1997 et 2005 - Protocole de Kyoto
Le protocole de Kyoto, a été signé en 1997 pour application à partir de 2005. C’est le seul accord international réellement mis en œuvre qui concerne la limitation des Gaz à Effet de Serres, les GES. Les États-Unis ne l’ont pas ratifié. Le protocole de Kyoto est rentré en application en 2005.

2006 - Rapport Stern
En 2006, Nicolas Stern publie un rapport destiné à limiter les conséquences des actions humaines sur le climat.
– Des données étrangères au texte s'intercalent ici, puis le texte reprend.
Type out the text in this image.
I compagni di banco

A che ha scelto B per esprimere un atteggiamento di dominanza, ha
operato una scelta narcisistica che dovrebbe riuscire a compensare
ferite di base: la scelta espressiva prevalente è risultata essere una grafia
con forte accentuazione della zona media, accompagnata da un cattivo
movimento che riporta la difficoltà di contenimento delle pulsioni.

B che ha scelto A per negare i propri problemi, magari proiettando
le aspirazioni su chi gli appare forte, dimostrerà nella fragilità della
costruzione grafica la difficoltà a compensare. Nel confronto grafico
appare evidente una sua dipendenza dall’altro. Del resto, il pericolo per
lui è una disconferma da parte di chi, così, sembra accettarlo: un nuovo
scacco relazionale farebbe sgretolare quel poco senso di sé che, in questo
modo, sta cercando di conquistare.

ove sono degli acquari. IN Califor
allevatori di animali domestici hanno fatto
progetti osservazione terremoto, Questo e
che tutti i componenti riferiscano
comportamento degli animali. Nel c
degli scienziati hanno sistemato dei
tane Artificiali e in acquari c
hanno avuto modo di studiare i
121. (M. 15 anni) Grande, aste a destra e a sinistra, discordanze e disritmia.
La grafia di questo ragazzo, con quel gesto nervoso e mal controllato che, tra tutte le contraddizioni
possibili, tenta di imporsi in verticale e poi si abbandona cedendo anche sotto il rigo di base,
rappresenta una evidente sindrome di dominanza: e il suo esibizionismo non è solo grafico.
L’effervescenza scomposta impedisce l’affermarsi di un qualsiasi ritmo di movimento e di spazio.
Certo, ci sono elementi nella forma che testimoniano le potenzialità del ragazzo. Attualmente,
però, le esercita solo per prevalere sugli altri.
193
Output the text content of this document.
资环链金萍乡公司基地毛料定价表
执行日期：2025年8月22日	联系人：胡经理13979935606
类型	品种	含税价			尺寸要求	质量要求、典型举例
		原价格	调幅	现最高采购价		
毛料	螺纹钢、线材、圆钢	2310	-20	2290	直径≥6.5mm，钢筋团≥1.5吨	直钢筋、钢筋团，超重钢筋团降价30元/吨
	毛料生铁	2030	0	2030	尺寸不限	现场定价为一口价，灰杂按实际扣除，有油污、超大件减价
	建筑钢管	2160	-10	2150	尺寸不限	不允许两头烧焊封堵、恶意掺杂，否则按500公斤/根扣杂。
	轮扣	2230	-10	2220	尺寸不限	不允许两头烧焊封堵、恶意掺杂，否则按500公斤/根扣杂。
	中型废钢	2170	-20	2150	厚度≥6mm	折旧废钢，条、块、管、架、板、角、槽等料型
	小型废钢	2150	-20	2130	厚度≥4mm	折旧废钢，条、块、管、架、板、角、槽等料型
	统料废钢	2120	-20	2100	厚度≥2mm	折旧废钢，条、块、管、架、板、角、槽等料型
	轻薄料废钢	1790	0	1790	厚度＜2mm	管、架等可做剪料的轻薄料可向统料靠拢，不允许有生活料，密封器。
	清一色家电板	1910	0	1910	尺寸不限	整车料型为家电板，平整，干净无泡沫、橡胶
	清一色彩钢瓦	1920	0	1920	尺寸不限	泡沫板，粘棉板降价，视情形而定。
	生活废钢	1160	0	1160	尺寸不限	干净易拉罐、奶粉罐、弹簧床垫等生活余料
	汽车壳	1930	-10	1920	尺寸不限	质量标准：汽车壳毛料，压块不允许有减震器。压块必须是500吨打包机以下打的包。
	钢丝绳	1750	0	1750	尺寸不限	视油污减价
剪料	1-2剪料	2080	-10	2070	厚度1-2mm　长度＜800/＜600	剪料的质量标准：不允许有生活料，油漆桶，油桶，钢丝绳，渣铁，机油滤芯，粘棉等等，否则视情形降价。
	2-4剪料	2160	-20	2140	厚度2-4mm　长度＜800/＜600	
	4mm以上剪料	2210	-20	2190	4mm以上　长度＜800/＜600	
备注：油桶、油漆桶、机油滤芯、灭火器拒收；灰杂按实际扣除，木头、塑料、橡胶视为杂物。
Sa fonction d’économiste lui a assuré une crédibilité supérieure à celle des climatologues et ses conclusions semblent avoir reçu un meilleur accueil auprès des dirigeants politiques :

La capacité de la terre à détruire les GES est la limite de leur production
Les bénéfices de l’action dépassent les coûts de la non-action
La transition vers une société décarbonée est source de croissance

Le rapport fournit de nombreuses solutions telles que :

  • la fixation du prix du carbone par le commerce, les taxes ou la réglementation,
    • la favorisation des technologies décarbonées à haut rendement et de l’efficacité énergétique,
    • le développement de la réglementation et des normes minimales,
    • le développement de l’étiquetage,
    • le démantèlement des obstacles à l’inertie comportementale,
    • le développement de l’information, de la connaissance et de l’éducation sur le climat,
    • le développement de la compréhension partagée des objectifs de la politique sur le climat,
    • le développement des institutions efficaces pour la coopération,
    • le partage des meilleures pratiques professionnelles,
    • le développement de l’adaptation simultanément à l’atténuation et à l’innovation,
    • le développement de la diversification, de la flexibilité et du capital humain,
    • le développement l’action collective et la coopération internationale,
    • l’arrêt de la déforestation.
2007 - Dernier rapport du GIEC
En 2007, la conclusion du dernier rapport complet du GIEC est sans appel :

Confirmation de l’incidence anthropique
L’activité humaine est responsable du réchauffement climatique
du fait de l’augmentation des GES anthropiques avec un taux de certitude de 90 %

2008 - Rapport du CSIRO par Graham Turner
Alors qu’aucun gouvernement ne les a prises en compte, dans aucun pays, les conclusions des analyses prévisionnelles du rapport Meadow de 1972 sont proches de la réalité, c’est ce qu’atteste un rapport du CSIRO par Graham Turner réalisé plus de 35 ans plus tard, en 2008. Les évolutions de la population, des usages des énergies fossiles, de la pollution et les modifications du climat sont attestées.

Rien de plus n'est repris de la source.